A Tuesday, blue sky outside, the best of Melbourne’s spring weather. Shortly I’ll catch an early train eastward, to dine at an early hour with a friend. Today had no plan. This week had no plan. November has been unplanned.
Yes, I’m drifting. Weighed down by a compulsive personality, the drift isn’t my default state, and I know I should be concerned. A week, so I believe, can be judged by how close my average rising time is to the ideal of 5:00; in 2020, I’ve woken at 6:30 and insomnia has reared its ugly head. Any semblance of proper project execution and monitoring has long vanished. And it’s not as if I don’t attend to writing work nearly every day: ten months in, I’ve averaged six hours a day. The trouble is, without proper drive, half of that isn’t on the main book project.
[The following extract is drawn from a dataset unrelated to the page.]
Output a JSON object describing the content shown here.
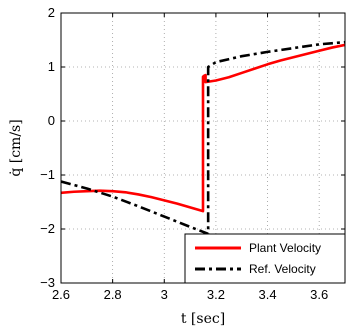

Without my “Big Year” goals, I’ve also let the body soften. I’m a few kilos overweight, I’m injured and therefore not jogging, and nothing challenging sits on the horizon.

But I’m unfussed. There is no logic to that statement. I should be fussed. But no, I’m not. Instead, I feel a soft light infusing my days. It’s a deadly world out there, and here in Australia, in Melbourne, we’re blessed with politicians (from both sides of our political divide) who have deferred to the scientists and have beaten the virus. Around me I am honored to count wonderful friends, some of whom are graceful amidst grave illness. My joy in just being occasionally amongst inspirational children and blessed grandchildren has softened my natural grimness. Food and wine (oh yeah!) loom as so, so pleasurable. Yes, the anxiety of the climate emergency poleaxes me some days, but Extinction Rebellion determination grants me hope.
No doubt one morning I’ll click back into that obsessive personality who rises in the dark and fills his days with maximal purpose. But not today. Today I’m fuzzy.